Riding provides the sensory stimulation children with Autism need. The motion of the horse is highly rhythmic at a walk or trot. Riding is a very physical activity that helps improve balance, muscle strength, flexibility and posture. Because therapeutic riding is flexible to the students needs, balance exercises are varied i.e. riding backwards, sidesaddle, trotting or holding rings while the horse is moving.
Children learn to communicate with the horse using the reins, legs and voice commands, for example "walk-on" or "go", "whoa" and "trot". With non-verbal students the use of flash cards is implemented or hand signals are used to communicate. Riding helps social development. Students interact with the horse, instructor and volunteers when they are grooming their horse, while playing games during their lesson, singing, petting and hugging their horse.
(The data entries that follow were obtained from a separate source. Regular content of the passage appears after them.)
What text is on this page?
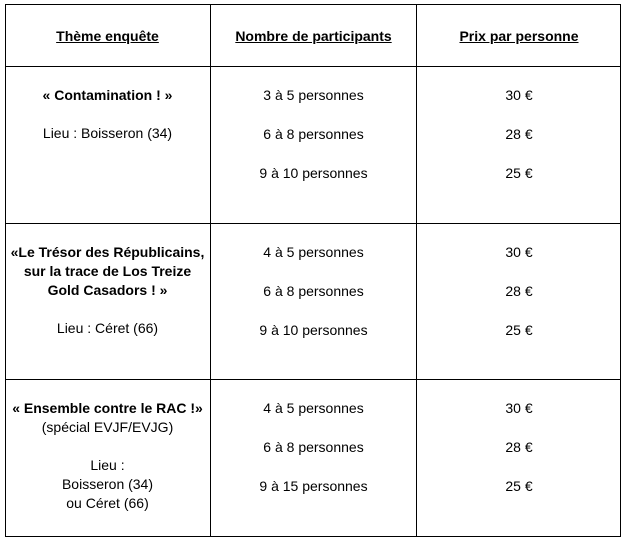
Thème enquête	Nombre de participants	Prix par personne
« Contamination ! »
Lieu : Boisseron (34)
3 à 5 personnes
6 à 8 personnes
9 à 10 personnes
30 €
28 €
25 €
«Le Trésor des Républicains,
sur la trace de Los Treize
Gold Casadors ! »
Lieu : Céret (66)
4 à 5 personnes
6 à 8 personnes
9 à 10 personnes
30 €
28 €
25 €
« Ensemble contre le RAC !»
(spécial EVJF/EVJG)
Lieu :
Boisseron (34)
ou Céret (66)
4 à 5 personnes
6 à 8 personnes
9 à 15 personnes
30 €
28 €
25 €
One of my students is a young girl with Asperger's (one of the Autism Spectrum Disorders). For months I would greet her and say her name, she never replied or made eye contact. I would always have her start brushing her horse before her riding lesson. One day she came skipping up to me and looked right at me and said, "Hi Marla! Can I brush my horse?"
Marla Spraker is a NARHA Certified Instructor and has been an Instructor at REINS for over 12 years.